1993 saw the launch of Wesleyan Savings Bank. In July 1997 the Wesleyan acquired the Medical Sickness Society. The merger enabled the society to reach many more Doctors and Dentists, a position further strengthened with the acquisition of the Professional Affinity Group Services (PAGS) in 2002.

Wesleyan selected Birmingham Children's Hospital as its chosen charity in 2014 and raised £250,000 in twelve months, thus becoming their biggest corporate sponsor In 2015, they were the main sponsors of The Big Bandage for the third year running and agreed to extend their relationship with the hospital until the end of 2016.
Wesleyan continued its corporate responsibility via the setting up of The Wesleyan Foundation in 2017. The foundation has since granted more than £2 million to charities and organisations across the UK.

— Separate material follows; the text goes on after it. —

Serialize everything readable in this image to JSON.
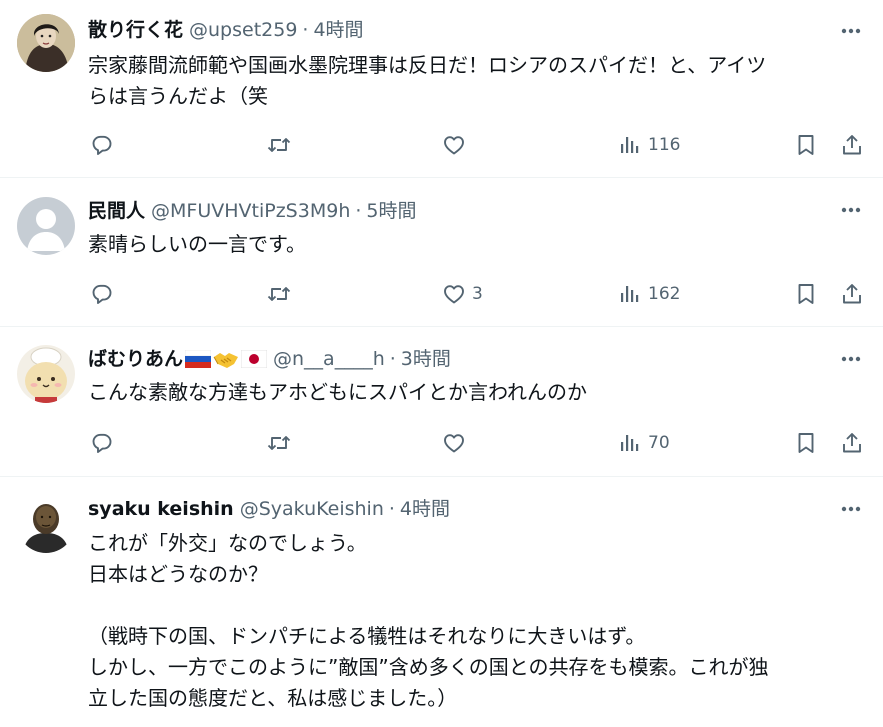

Wesleyan Group continued to operate during the COVID-19 pandemic, shifting to remote work; Wesleyan Financial Services Consultants moved to a video format for its no-obligation financial review service. The Society has also launched a Wesleyan Wellbeing hub for its members, supporting key workers such as doctors, dentists and teachers with their health and wellbeing.

== Segmentation by profession ==
Each professional group is served by financial consultants who work only within their segment. Wesleyan is authorised and regulated by the Financial Conduct Authority and Prudential Regulation Authority.

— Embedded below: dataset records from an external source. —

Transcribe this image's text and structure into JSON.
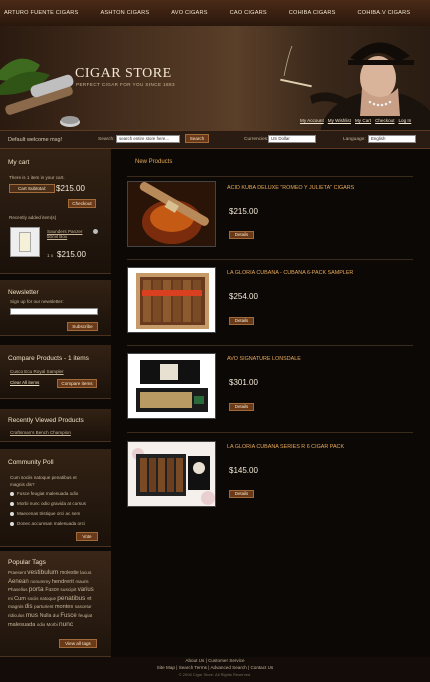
{
  "topnav": [
    "ARTURO FUENTE CIGARS",
    "ASHTON CIGARS",
    "AVO CIGARS",
    "CAO CIGARS",
    "COHIBA CIGARS",
    "COHIBA.V CIGARS"
  ],
  "banner": {
    "brand": "CIGAR STORE",
    "tagline": "PERFECT CIGAR FOR YOU SINCE 1883",
    "links": [
      "My Account",
      "My Wishlist",
      "My Cart",
      "Checkout",
      "Log In"
    ]
  },
  "bar": {
    "welcome": "Default welcome msg!",
    "search_label": "Search:",
    "search_value": "search entire store here...",
    "search_btn": "Search",
    "currency_label": "Currencies:",
    "currency_value": "US Dollar",
    "language_label": "Language:",
    "language_value": "English"
  },
  "cart": {
    "title": "My cart",
    "text": "There is 1 item in your cart.",
    "subtotal_label": "Cart Subtotal:",
    "subtotal": "$215.00",
    "checkout": "Checkout",
    "recent_label": "Recently added item(s)",
    "item_name": "Saunders Panzer 50mil Box",
    "item_qty": "1 x",
    "item_price": "$215.00"
  },
  "newsletter": {
    "title": "Newsletter",
    "signup": "Sign up for our newsletter:",
    "subscribe": "Subscribe"
  },
  "compare": {
    "title": "Compare Products - 1 items",
    "item": "Cusco Ecu Royal Sampler",
    "clear": "Clear All items",
    "btn": "Compare items"
  },
  "viewed": {
    "title": "Recently Viewed Products",
    "item": "Craftsman's Bench Champion"
  },
  "poll": {
    "title": "Community Poll",
    "question": "Cum sociis natoque penatibus et magnis dis?",
    "options": [
      "Fusce feugiat malesuada odio",
      "Morbi nunc odio gravida at cursus",
      "Maecenas tristique orci ac sem",
      "Donec accumsan malesuada orci"
    ],
    "vote": "Vote"
  },
  "tags": {
    "title": "Popular Tags",
    "words": [
      "Praesent",
      "vestibulum",
      "molestie",
      "lacus",
      "Aenean",
      "nonummy",
      "hendrerit",
      "mauris",
      "Phasellus",
      "porta",
      "Fusce",
      "suscipit",
      "varius",
      "mi",
      "Cum",
      "sociis",
      "natoque",
      "penatibus",
      "et",
      "magnis",
      "dis",
      "parturient",
      "montes",
      "nascetur",
      "ridiculus",
      "mus",
      "Nulla",
      "dui",
      "Fusce",
      "feugiat",
      "malesuada",
      "odio",
      "Morbi",
      "nunc"
    ],
    "all": "View all tags"
  },
  "main": {
    "heading": "New Products",
    "products": [
      {
        "name": "ACID KUBA DELUXE \"ROMEO Y JULIETA\" CIGARS",
        "price": "$215.00",
        "detail": "Details"
      },
      {
        "name": "LA GLORIA CUBANA - CUBANA 6-PACK SAMPLER",
        "price": "$254.00",
        "detail": "Details"
      },
      {
        "name": "AVO SIGNATURE LONSDALE",
        "price": "$301.00",
        "detail": "Details"
      },
      {
        "name": "LA GLORIA CUBANA SERIES R 6 CIGAR PACK",
        "price": "$145.00",
        "detail": "Details"
      }
    ]
  },
  "footer": {
    "row1": [
      "About Us",
      "Customer Service"
    ],
    "row2": [
      "Site Map",
      "Search Terms",
      "Advanced Search",
      "Contact Us"
    ],
    "copy": "© 2008 Cigar Store. All Rights Reserved."
  }
}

Wesleyan provides financial products and services for medical and dental professionals, and represents 60% of UK doctors. The Society is also the approved financial advice partner for the Royal College of General Practitioners It also offers advice to teachers around the Teachers Pension Scheme as well as retirement planning, mortgages and investments. The society is also an approved partner of NASUWT.

== The Wesleyan Building ==

The Wesleyan Head Office building is one of the most well-known buildings in Birmingham thanks to its unusual cruciform shape and its large double pyramid shaped roof. The building was designed by Peter Hing & Jones and constructed between 1988 and 1991.

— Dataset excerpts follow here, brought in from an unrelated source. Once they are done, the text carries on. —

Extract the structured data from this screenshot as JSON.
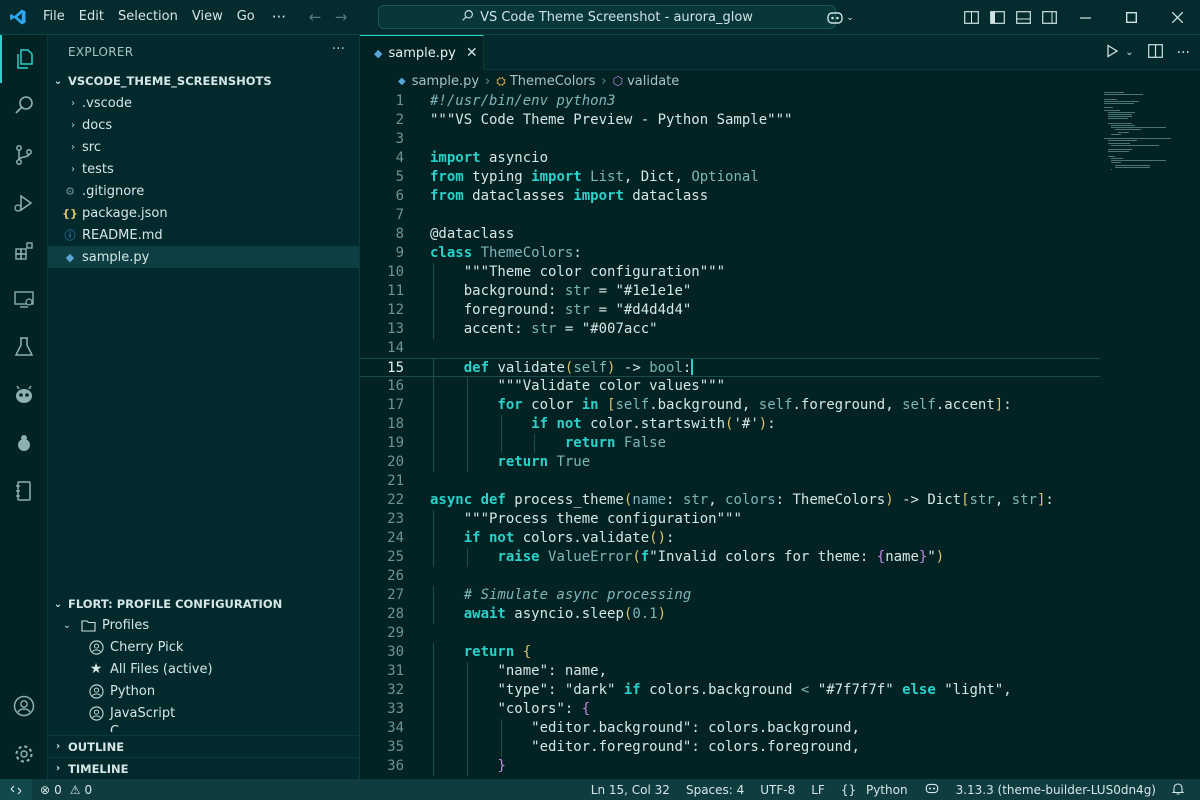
{
  "titlebar": {
    "menu": [
      "File",
      "Edit",
      "Selection",
      "View",
      "Go"
    ],
    "more": "···",
    "search_text": "VS Code Theme Screenshot - aurora_glow"
  },
  "sidebar": {
    "header": "EXPLORER",
    "more": "···",
    "root": "VSCODE_THEME_SCREENSHOTS",
    "folders": [
      ".vscode",
      "docs",
      "src",
      "tests"
    ],
    "files": [
      {
        "name": ".gitignore",
        "icon": "gear-icon",
        "glyph": "⚙"
      },
      {
        "name": "package.json",
        "icon": "braces-icon",
        "glyph": "{}"
      },
      {
        "name": "README.md",
        "icon": "info-icon",
        "glyph": "ⓘ"
      },
      {
        "name": "sample.py",
        "icon": "python-icon",
        "glyph": "◆"
      }
    ],
    "profile_section": "FLORT: PROFILE CONFIGURATION",
    "profiles_folder": "Profiles",
    "profiles": [
      {
        "name": "Cherry Pick",
        "icon": "account-icon"
      },
      {
        "name": "All Files (active)",
        "icon": "star-icon"
      },
      {
        "name": "Python",
        "icon": "account-icon"
      },
      {
        "name": "JavaScript",
        "icon": "account-icon"
      }
    ],
    "profile_cut": "C...",
    "outline": "OUTLINE",
    "timeline": "TIMELINE"
  },
  "editor": {
    "tab": "sample.py",
    "breadcrumb": [
      "sample.py",
      "ThemeColors",
      "validate"
    ],
    "current_line": 15,
    "lines": [
      [
        [
          "c",
          "#!/usr/bin/env python3"
        ]
      ],
      [
        [
          "s",
          "\"\"\"VS Code Theme Preview - Python Sample\"\"\""
        ]
      ],
      [],
      [
        [
          "k",
          "import"
        ],
        [
          "",
          " asyncio"
        ]
      ],
      [
        [
          "k",
          "from"
        ],
        [
          "",
          " typing "
        ],
        [
          "k",
          "import"
        ],
        [
          "t",
          " List"
        ],
        [
          "",
          ", Dict, "
        ],
        [
          "t",
          "Optional"
        ]
      ],
      [
        [
          "k",
          "from"
        ],
        [
          "",
          " dataclasses "
        ],
        [
          "k",
          "import"
        ],
        [
          "",
          " dataclass"
        ]
      ],
      [],
      [
        [
          "",
          "@dataclass"
        ]
      ],
      [
        [
          "k",
          "class"
        ],
        [
          "t",
          " ThemeColors"
        ],
        [
          "",
          ":"
        ]
      ],
      [
        [
          "",
          "    "
        ],
        [
          "s",
          "\"\"\"Theme color configuration\"\"\""
        ]
      ],
      [
        [
          "",
          "    background: "
        ],
        [
          "t",
          "str"
        ],
        [
          "",
          " = "
        ],
        [
          "s",
          "\"#1e1e1e\""
        ]
      ],
      [
        [
          "",
          "    foreground: "
        ],
        [
          "t",
          "str"
        ],
        [
          "",
          " = "
        ],
        [
          "s",
          "\"#d4d4d4\""
        ]
      ],
      [
        [
          "",
          "    accent: "
        ],
        [
          "t",
          "str"
        ],
        [
          "",
          " = "
        ],
        [
          "s",
          "\"#007acc\""
        ]
      ],
      [],
      [
        [
          "",
          "    "
        ],
        [
          "k",
          "def"
        ],
        [
          "",
          " validate"
        ],
        [
          "p",
          "("
        ],
        [
          "t",
          "self"
        ],
        [
          "p",
          ")"
        ],
        [
          "",
          " -> "
        ],
        [
          "t",
          "bool"
        ],
        [
          "",
          ":"
        ]
      ],
      [
        [
          "",
          "        "
        ],
        [
          "s",
          "\"\"\"Validate color values\"\"\""
        ]
      ],
      [
        [
          "",
          "        "
        ],
        [
          "k",
          "for"
        ],
        [
          "",
          " color "
        ],
        [
          "k",
          "in"
        ],
        [
          "p",
          " ["
        ],
        [
          "t",
          "self"
        ],
        [
          "",
          ".background, "
        ],
        [
          "t",
          "self"
        ],
        [
          "",
          ".foreground, "
        ],
        [
          "t",
          "self"
        ],
        [
          "",
          ".accent"
        ],
        [
          "p",
          "]"
        ],
        [
          "",
          ":"
        ]
      ],
      [
        [
          "",
          "            "
        ],
        [
          "k",
          "if not"
        ],
        [
          "",
          " color.startswith"
        ],
        [
          "p",
          "("
        ],
        [
          "s",
          "'#'"
        ],
        [
          "p",
          ")"
        ],
        [
          "",
          ":"
        ]
      ],
      [
        [
          "",
          "                "
        ],
        [
          "k",
          "return"
        ],
        [
          "t",
          " False"
        ]
      ],
      [
        [
          "",
          "        "
        ],
        [
          "k",
          "return"
        ],
        [
          "t",
          " True"
        ]
      ],
      [],
      [
        [
          "k",
          "async def"
        ],
        [
          "",
          " process_theme"
        ],
        [
          "p",
          "("
        ],
        [
          "t",
          "name"
        ],
        [
          "",
          ": "
        ],
        [
          "t",
          "str"
        ],
        [
          "",
          ", "
        ],
        [
          "t",
          "colors"
        ],
        [
          "",
          ": ThemeColors"
        ],
        [
          "p",
          ")"
        ],
        [
          "",
          " -> Dict"
        ],
        [
          "p",
          "["
        ],
        [
          "t",
          "str"
        ],
        [
          "",
          ", "
        ],
        [
          "t",
          "str"
        ],
        [
          "p",
          "]"
        ],
        [
          "",
          ":"
        ]
      ],
      [
        [
          "",
          "    "
        ],
        [
          "s",
          "\"\"\"Process theme configuration\"\"\""
        ]
      ],
      [
        [
          "",
          "    "
        ],
        [
          "k",
          "if not"
        ],
        [
          "",
          " colors.validate"
        ],
        [
          "p",
          "()"
        ],
        [
          "",
          ":"
        ]
      ],
      [
        [
          "",
          "        "
        ],
        [
          "k",
          "raise"
        ],
        [
          "t",
          " ValueError"
        ],
        [
          "p",
          "("
        ],
        [
          "k",
          "f"
        ],
        [
          "s",
          "\"Invalid colors for theme: "
        ],
        [
          "b",
          "{"
        ],
        [
          "",
          "name"
        ],
        [
          "b",
          "}"
        ],
        [
          "s",
          "\""
        ],
        [
          "p",
          ")"
        ]
      ],
      [],
      [
        [
          "",
          "    "
        ],
        [
          "c",
          "# Simulate async processing"
        ]
      ],
      [
        [
          "",
          "    "
        ],
        [
          "k",
          "await"
        ],
        [
          "",
          " asyncio.sleep"
        ],
        [
          "p",
          "("
        ],
        [
          "t",
          "0.1"
        ],
        [
          "p",
          ")"
        ]
      ],
      [],
      [
        [
          "",
          "    "
        ],
        [
          "k",
          "return"
        ],
        [
          "p",
          " {"
        ]
      ],
      [
        [
          "",
          "        "
        ],
        [
          "s",
          "\"name\""
        ],
        [
          "",
          ": name,"
        ]
      ],
      [
        [
          "",
          "        "
        ],
        [
          "s",
          "\"type\""
        ],
        [
          "",
          ": "
        ],
        [
          "s",
          "\"dark\""
        ],
        [
          "k",
          " if"
        ],
        [
          "",
          " colors.background "
        ],
        [
          "t",
          "<"
        ],
        [
          "s",
          " \"#7f7f7f\""
        ],
        [
          "k",
          " else"
        ],
        [
          "s",
          " \"light\""
        ],
        [
          "",
          ","
        ]
      ],
      [
        [
          "",
          "        "
        ],
        [
          "s",
          "\"colors\""
        ],
        [
          "",
          ": "
        ],
        [
          "b",
          "{"
        ]
      ],
      [
        [
          "",
          "            "
        ],
        [
          "s",
          "\"editor.background\""
        ],
        [
          "",
          ": colors.background,"
        ]
      ],
      [
        [
          "",
          "            "
        ],
        [
          "s",
          "\"editor.foreground\""
        ],
        [
          "",
          ": colors.foreground,"
        ]
      ],
      [
        [
          "",
          "        "
        ],
        [
          "b",
          "}"
        ]
      ]
    ]
  },
  "statusbar": {
    "errors": "0",
    "warnings": "0",
    "position": "Ln 15, Col 32",
    "spaces": "Spaces: 4",
    "encoding": "UTF-8",
    "eol": "LF",
    "language": "Python",
    "interpreter": "3.13.3 (theme-builder-LUS0dn4g)"
  },
  "colors": {
    "accent": "#2ad2c9",
    "background": "#022224",
    "statusbar": "#0e3c3f"
  }
}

The building is clad in artificial pink granite which the Pevsner Guide for Birmingham says is, "angled between floors, like the legs of a huge insect." The name "Wesleyan" is displayed across the pyramid-shaped upper region.

According to an article in the Midlands Business News, "Intelligent lift technology has trebled the energy efficiency of Birmingham's iconic Wesleyan Assurance Society Building and reduced its annual carbon emissions".

The building houses more than 800 Wesleyan employees, and as of late 2018 also houses a number of Fintech investment management firms (in Partnership with the Investment Association) in a bespoke 5000sqft coworking space on its second floor. The building also houses a private GP surgery in partnership with London Doctors Clinic.